A senhora idosa de 80 anos, moradora num bairro classificado como imóvel de interesse público, mostra, orgulhosa, as obras recentes que fez lá em casa: os degraus da escada forrados a pedra mármore, branca nos cobertores, preta nos espelhos; a parede revestida a um metro de altura com azulejo azul e branco e pormenores em amarelo; a nova caixilharia em alumínio anodizado à cor natural; os tectos falsos com placas de plástico na sala.

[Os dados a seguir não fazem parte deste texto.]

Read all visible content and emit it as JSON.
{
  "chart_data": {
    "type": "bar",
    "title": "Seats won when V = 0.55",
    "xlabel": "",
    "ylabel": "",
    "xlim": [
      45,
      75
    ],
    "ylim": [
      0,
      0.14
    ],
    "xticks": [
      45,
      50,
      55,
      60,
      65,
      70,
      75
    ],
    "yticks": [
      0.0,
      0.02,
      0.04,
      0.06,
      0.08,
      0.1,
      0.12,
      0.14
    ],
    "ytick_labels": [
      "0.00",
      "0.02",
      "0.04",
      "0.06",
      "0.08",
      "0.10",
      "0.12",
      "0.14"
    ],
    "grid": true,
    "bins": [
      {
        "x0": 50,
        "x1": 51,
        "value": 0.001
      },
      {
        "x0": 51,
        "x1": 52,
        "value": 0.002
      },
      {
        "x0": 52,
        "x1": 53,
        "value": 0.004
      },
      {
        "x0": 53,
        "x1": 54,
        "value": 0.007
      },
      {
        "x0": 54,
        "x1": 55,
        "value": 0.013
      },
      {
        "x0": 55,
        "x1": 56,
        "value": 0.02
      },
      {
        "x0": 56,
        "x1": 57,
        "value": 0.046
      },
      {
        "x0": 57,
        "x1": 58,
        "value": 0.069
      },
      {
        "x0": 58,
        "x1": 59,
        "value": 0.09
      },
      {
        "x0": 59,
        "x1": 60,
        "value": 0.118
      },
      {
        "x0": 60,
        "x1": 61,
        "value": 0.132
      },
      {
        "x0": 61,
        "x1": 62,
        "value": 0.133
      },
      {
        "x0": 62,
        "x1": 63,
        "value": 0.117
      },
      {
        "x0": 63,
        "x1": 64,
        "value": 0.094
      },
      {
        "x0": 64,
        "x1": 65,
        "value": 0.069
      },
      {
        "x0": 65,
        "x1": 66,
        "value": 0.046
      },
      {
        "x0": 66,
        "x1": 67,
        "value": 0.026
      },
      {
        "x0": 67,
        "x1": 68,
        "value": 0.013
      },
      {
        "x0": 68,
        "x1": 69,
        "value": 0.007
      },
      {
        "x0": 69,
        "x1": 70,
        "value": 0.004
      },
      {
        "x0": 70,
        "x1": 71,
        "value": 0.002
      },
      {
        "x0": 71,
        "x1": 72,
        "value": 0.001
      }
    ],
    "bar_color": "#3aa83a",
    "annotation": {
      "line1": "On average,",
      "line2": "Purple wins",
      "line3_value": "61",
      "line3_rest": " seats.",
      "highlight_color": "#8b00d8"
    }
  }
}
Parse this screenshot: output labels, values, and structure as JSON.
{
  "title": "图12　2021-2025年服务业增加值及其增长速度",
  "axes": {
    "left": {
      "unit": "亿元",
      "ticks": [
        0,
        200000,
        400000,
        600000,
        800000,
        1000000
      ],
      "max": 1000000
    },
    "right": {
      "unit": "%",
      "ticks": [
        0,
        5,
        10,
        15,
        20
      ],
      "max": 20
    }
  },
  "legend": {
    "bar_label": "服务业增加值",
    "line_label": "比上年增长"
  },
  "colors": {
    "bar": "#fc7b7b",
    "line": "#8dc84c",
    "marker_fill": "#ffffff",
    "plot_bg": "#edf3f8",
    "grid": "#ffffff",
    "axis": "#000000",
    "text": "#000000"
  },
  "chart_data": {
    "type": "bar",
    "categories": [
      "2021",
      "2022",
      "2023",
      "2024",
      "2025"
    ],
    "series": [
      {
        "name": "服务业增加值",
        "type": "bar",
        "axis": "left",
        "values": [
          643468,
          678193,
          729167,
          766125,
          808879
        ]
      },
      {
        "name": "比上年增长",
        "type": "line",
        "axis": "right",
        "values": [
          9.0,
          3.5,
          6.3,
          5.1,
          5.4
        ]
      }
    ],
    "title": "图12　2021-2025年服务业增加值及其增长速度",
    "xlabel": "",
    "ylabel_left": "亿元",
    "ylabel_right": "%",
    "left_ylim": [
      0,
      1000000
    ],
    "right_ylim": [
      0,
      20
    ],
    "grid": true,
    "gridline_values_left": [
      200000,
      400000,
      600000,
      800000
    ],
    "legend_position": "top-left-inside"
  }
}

Faço a conta mentalmente: preço de material, mão de obra (será que o sobrinho habilidoso é económico?), reforma... Vejo as fotografias dos netos em molduras plásticas com um banho de dourado, ao lado uma jarra azul com rosas da mesma cor.
Tento formular uma frase airosa, precisa ou eficaz sobre a caixilharia de alumínio e a sua inadequação naquela casa, naquele bairro. Os meus pensamentos são interrompidos por relatos de maleitas sofridas, histórias de familiares...
- E existem pessoas que não acreditam em Deus! - diz ao mostrar a nódoa negra isolada resultante de uma queda numa escada forrada a mármore polido com esquina viva (a tal).
Remeto-me ao silêncio. Há coisas das quais é mais fácil não falar. Não por uma questão de altruísmo mas por cobardia e egoísmo.
Como é reconfortante sair de uma casa habitada por uma octogenária e ouvir: Boa tarde menina, gosto em conhecê-la. Que lhe corra tudo bem!